His approach to music is not only from the performer’s point of view, but more comprehensively, including as a composer and improvising instrumentalist. Again and again, he sets out to find the interface between his various fields of activity, which increasingly includes conducting. It is precisely the interaction of this interdisciplinary work that is very inspiring for him. In addition to his international solo activities, which have already taken him to concert halls such as the Musikverein and the Konzerthaus in Vienna, Carnegie’s Zankel Hall in New York or the Berlin Philharmonie, as well as to numerous orchestras and festivals, his collaboration with other instrumentalists, composers or artists from a wide variety of fields is of particular importance. In his repertoire he cultivates the important works of the 20. and 21st century, including compositions by Steve Reich, Iannis Xenakis, John Cage or Karlheinz Stockhausen, and ensures, as it were, a “fresh air supply” through constant collaboration with contemporary composers, which has already produced some significant works, mostly dedicated to him. His instrumentarium includes countless instruments from all over the world as well as everyday objects, self-made or newly invented instruments.
For Johannes Fischer, the preoccupation with improvisation is quite naturally on the same level as work on composed repertoire. For example, he has improvised with percussionists such as Matthias Kaul and Fritz Hauser, designs new live music for silent films together with Nicholas Rimmer, and is currently working on several full-length solo concepts in conjunction with electronic sounds as well as video projection design for the coming years. Johannes Fischer plays in different chamber music formations, among others with the “eardrum percussion duo”, the “duo d’accord” from Munich, in duo with his wife Nari Hong (flutes) or in the trio Belli-Fischer- Rimmer (trombone, piano, percussion).

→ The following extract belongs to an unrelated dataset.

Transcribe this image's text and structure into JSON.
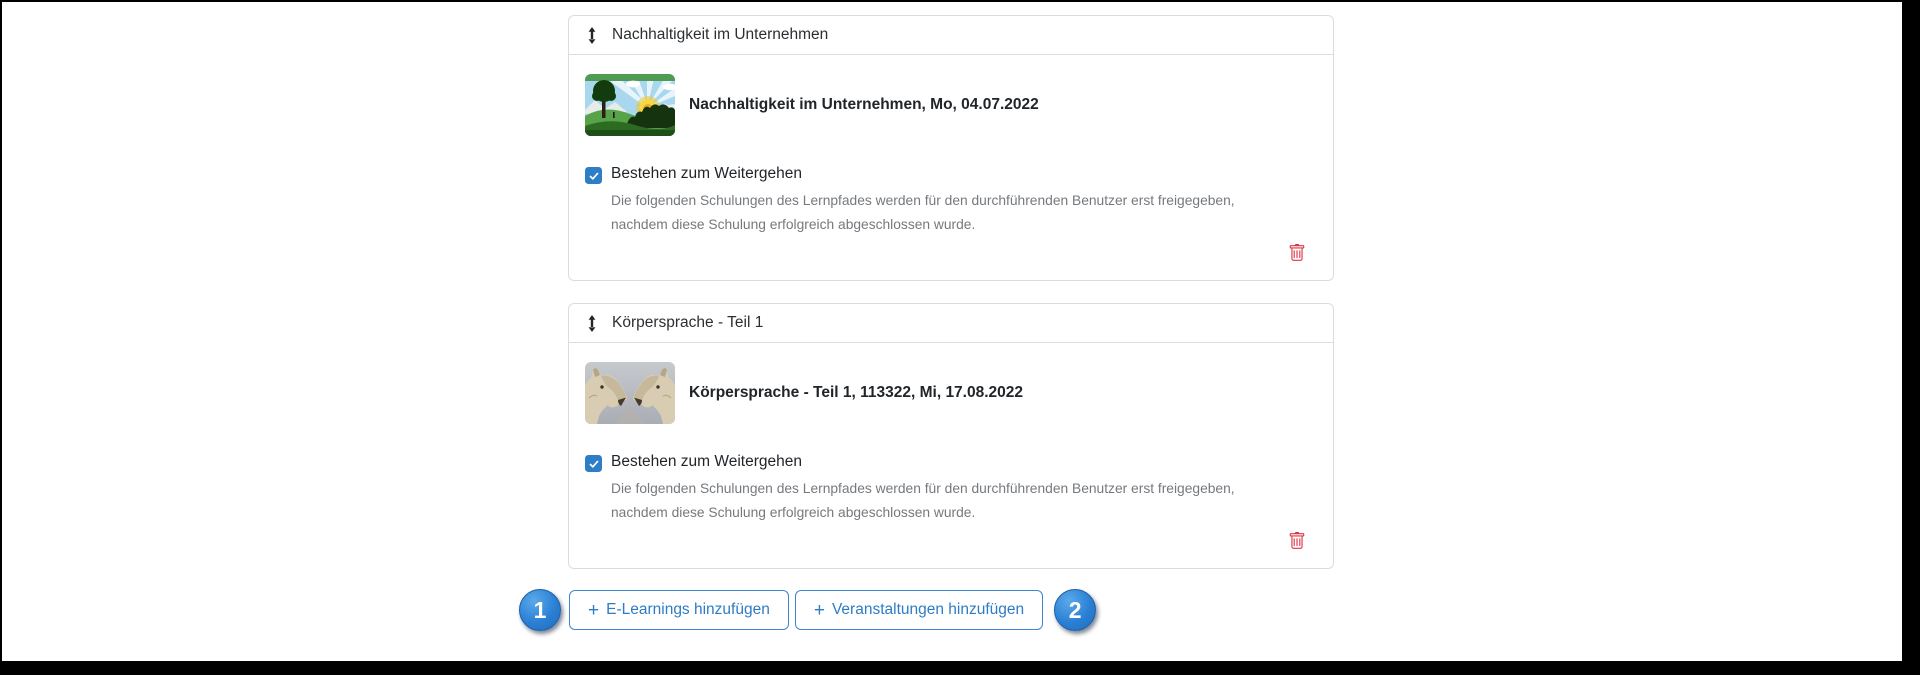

Together with Nari Hong (flutes, electronics) and Franz Danksagmüller (live electronics, KYMA) he explores experimental psychedelic club sounds in the formation “pulse generator”.
As a composer, he has received commissions from the Crested Butte Music Festival, the Lucerne Festival, the Louvre Paris, the Junge Klangforum Mitte Europa, the Amaryllis Quartet, Third Coast Percussion, the Heidelberger Frühling, the Lockenhaus Chamber Music Festival, the BBC, and the Bayerischer Rundfunk, among others. One focus is on instrumental chamber music, occasionally expanded by electronic sound additions or alienations. His CD recordings for OehmsClassics (“Gravity”) and GENUIN classics (“Traces”, “ritual obsessions”) have been highly praised in the international press and received the best reviews. In 2015, his recording of Enjott Schneider’s 2nd Symphony for Solo Percussion and Orchestra with the Deutsches Symphonie-Orchester Berlin was released on WERGO.
He has received numerous awards and scholarships as a percussionist and composer, including prizes at the German University Competition, the German Music Competition and 1st prize and four other special prizes at the 56th ARD International Music Competition in Munich.
He studied with Prof. Bernhard Wulff, Prof. Taijiro Miyazaki and Pascal Pons at the Hochschule für Musik Freiburg and as a scholarship holder of the Gerd Bucerius Foundation with Prof. Steven Schick at the University of California San Diego. Private studies also took place in conducting with Francis Travis and in composition with Dieter Mack.
From 2006 to 2014 Johannes Fischer taught at the Conservatorio della Svizzera Italiana in Lugano. In 2009 he was appointed professor of percussion at the University of Music Lübeck.